Scalable Granule Discovery

Scalable Granule Discovery is our solution for overcoming the inherent scalability limits in Cumulus's out-of-box implementation of granule discovery and queueing.

Motivation
Problem Illustration
Original Solution (Limited Scalability)
Improved Solution (Unlimited Scalability)
Relevant Source Code

Motivation

Out of the box, Cumulus inadvertenly limits the volume of files that can be discovered during a single execution of granule discovery because it employs a naive implementation that assumes the entire list of discovered files will fit into memory. Clearly, if the list of files is too large, the discovery step of the workflow will run out of memory, and the workflow will crash.

It is also possible for the discovery step to timeout, which can occur when the list of discovered files is large, but not quite large enough to exceed available memory.
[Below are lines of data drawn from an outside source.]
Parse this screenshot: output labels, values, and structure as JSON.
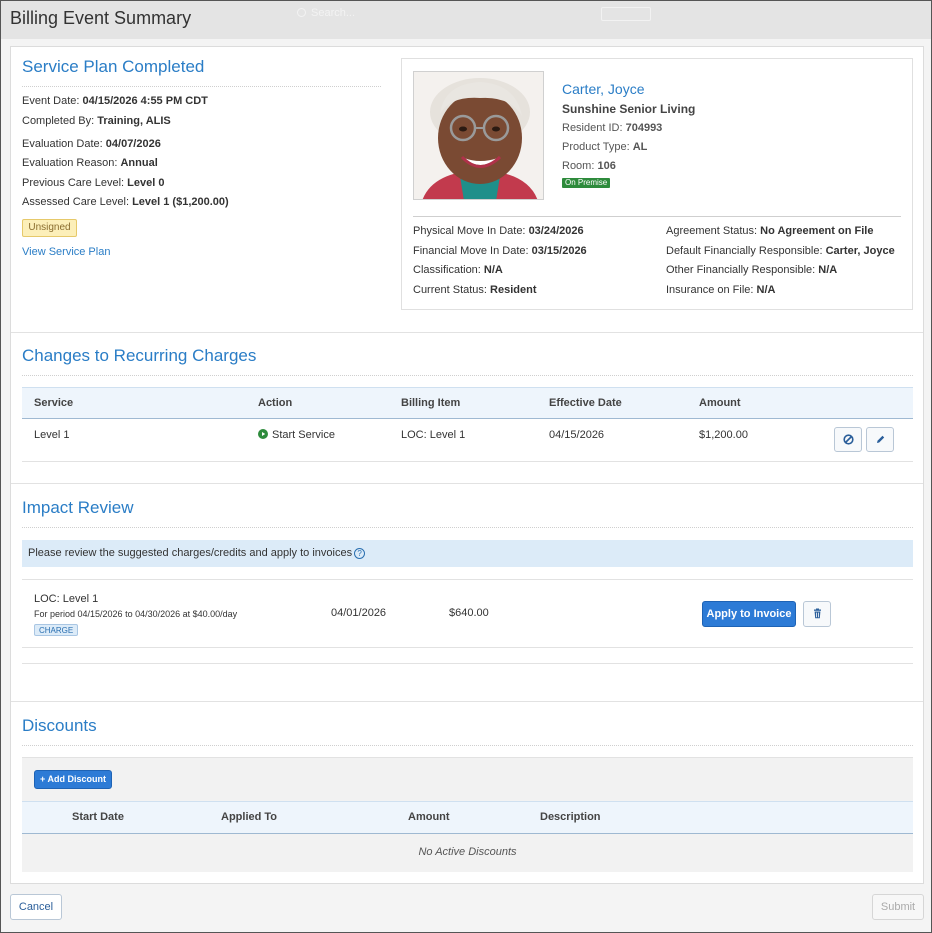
{
  "window": {
    "title": "Billing Event Summary",
    "search_placeholder": "Search..."
  },
  "event": {
    "title": "Service Plan Completed",
    "event_date_label": "Event Date:",
    "event_date": "04/15/2026 4:55 PM CDT",
    "completed_by_label": "Completed By:",
    "completed_by": "Training, ALIS",
    "evaluation_date_label": "Evaluation Date:",
    "evaluation_date": "04/07/2026",
    "evaluation_reason_label": "Evaluation Reason:",
    "evaluation_reason": "Annual",
    "previous_care_label": "Previous Care Level:",
    "previous_care": "Level 0",
    "assessed_care_label": "Assessed Care Level:",
    "assessed_care": "Level 1 ($1,200.00)",
    "status_badge": "Unsigned",
    "view_link": "View Service Plan"
  },
  "resident": {
    "name": "Carter, Joyce",
    "facility": "Sunshine Senior Living",
    "resident_id_label": "Resident ID:",
    "resident_id": "704993",
    "product_type_label": "Product Type:",
    "product_type": "AL",
    "room_label": "Room:",
    "room": "106",
    "location_badge": "On Premise",
    "physical_move_label": "Physical Move In Date:",
    "physical_move": "03/24/2026",
    "financial_move_label": "Financial Move In Date:",
    "financial_move": "03/15/2026",
    "classification_label": "Classification:",
    "classification": "N/A",
    "current_status_label": "Current Status:",
    "current_status": "Resident",
    "agreement_label": "Agreement Status:",
    "agreement": "No Agreement on File",
    "default_fin_label": "Default Financially Responsible:",
    "default_fin": "Carter, Joyce",
    "other_fin_label": "Other Financially Responsible:",
    "other_fin": "N/A",
    "insurance_label": "Insurance on File:",
    "insurance": "N/A"
  },
  "recurring": {
    "title": "Changes to Recurring Charges",
    "headers": [
      "Service",
      "Action",
      "Billing Item",
      "Effective Date",
      "Amount"
    ],
    "rows": [
      {
        "service": "Level 1",
        "action": "Start Service",
        "billing_item": "LOC: Level 1",
        "effective_date": "04/15/2026",
        "amount": "$1,200.00"
      }
    ]
  },
  "impact": {
    "title": "Impact Review",
    "info": "Please review the suggested charges/credits and apply to invoices",
    "items": [
      {
        "name": "LOC: Level 1",
        "period": "For period 04/15/2026 to 04/30/2026 at $40.00/day",
        "tag": "CHARGE",
        "date": "04/01/2026",
        "amount": "$640.00",
        "apply_label": "Apply to Invoice"
      }
    ]
  },
  "discounts": {
    "title": "Discounts",
    "add_label": "Add Discount",
    "headers": [
      "Start Date",
      "Applied To",
      "Amount",
      "Description"
    ],
    "empty": "No Active Discounts"
  },
  "footer": {
    "cancel": "Cancel",
    "submit": "Submit"
  },
  "colors": {
    "accent": "#2a7dc6",
    "primary_button": "#2d7bd6",
    "badge_warning": "#fcefb9",
    "badge_success": "#2e8b3c",
    "play_icon": "#2e8b3c"
  }
}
In this case, it might not be able to list and queue all of the discovered granules before a timeout occurs.

One solution to these time and space constraints is to move the discovery step from a Lambda Function to an EC2 Task, which does allow for more memory and time, but which simply kicks the proverbial can down the road. At some point, it is still possible to exceed these expanded limitations.

While these problems are generally unlikely to occur in the course of forward processing, they are very likely to occur during historical processing of large data sets.

Problem Illustration

To illustrate the problem, suppose we have granule files in an S3 Bucket named planet-bucket, and that the following is a sample of these files, showing the files for a single granule in the collection (paths abridged):

path/to/PSScene3Band-20171215_154051_0f31/.../20171215_154051_0f31_1B_Analytic.tif
path/to/PSScene3Band-20171215_154051_0f31/.../20171215_154051_0f31_1B_Analytic_RPC.TXT
path/to/PSScene3Band-20171215_154051_0f31/.../20171215_154051_0f31_1B_Analytic_metadata.xml
path/to/PSScene3Band-20171215_154051_0f31/.../20171215_154051_0f31_1B_Analytic_DN_udm.tif
path/to/PSScene3Band-20171215_154051_0f31/.../20171215_154051_0f31_cmr.json
path/to/PSScene3Band-20171215_154051_0f31/.../20171215_154051_0f31_metadata.json
path/to/PSScene3Band-20171215_154052_0f31/.../20171215_154052_0f31_1B_Analytic.tif
path/to/PSScene3Band-20171215_154052_0f31/.../20171215_154052_0f31_1B_Analytic_RPC.TXT
path/to/PSScene3Band-20171215_154052_0f31/.../20171215_154052_0f31_1B_Analytic_metadata.xml
path/to/PSScene3Band-20171215_154052_0f31/.../20171215_154052_0f31_1B_Analytic_DN_udm.tif
path/to/PSScene3Band-20171215_154052_0f31/.../20171215_154052_0f31_cmr.json
path/to/PSScene3Band-20171215_154052_0f31/.../20171215_154052_0f31_metadata.json

In order to discover (and subsequently ingest) all of the (historical) files in the collection, we must define a provider, like so:

{
  "id": "planet",
  "protocol": "s3",
  "host": "planet-bucket"
}

In addition, we must define an appropriate rule:

{
  "name": "PSScene3Band___1",
  "state": "ENABLED",
  "provider": "planet",
  "collection": {
    "name": "PSScene3Band",
    "version": "1"
  },
  "workflow": "DiscoverAndQueueGranules",
  "rule": {
    "type": "onetime"
  },
  "meta": {
    "providerPath": "path/to/PSScene3Band",
  }
}

Given the provider and rule definitions above, running the rule would cause the following to occur:

Trigger the DiscoverAndQueueGranules workflow (AWS Step Function)
List all files with S3 URIs that have a prefix of s3://planet-bucket/path/to/PSScene3Band
Group files by granule
Queue message for each granule (with its list of associated files)
Trigger IngestAndPublishGranule workflow for each queued message

where:

The workflow (DiscoverAndQueueGranules) is specified by the "workflow" property in the rule definition above
The S3 URI prefix is constructed using the format s3://PROVIDER_HOST/PROVIDER_PATH, where PROVIDER_HOST is the value of the "host" property in the provider definition, and PROVIDER_PATH is the value of the "meta.providerPath" property in the rule definition

In this example, the discovery step will attempt to discover all granules in the PSScene3Band collection (version 1) at once. For relatively small collections (very roughly no more than 500K files), this generally works without issue, but for larger collections, attempting to list all files in the collection in memory at once will cause an "out of memory" error (or possibly cause a timeout, while queuing messages for granule ingestion/publication).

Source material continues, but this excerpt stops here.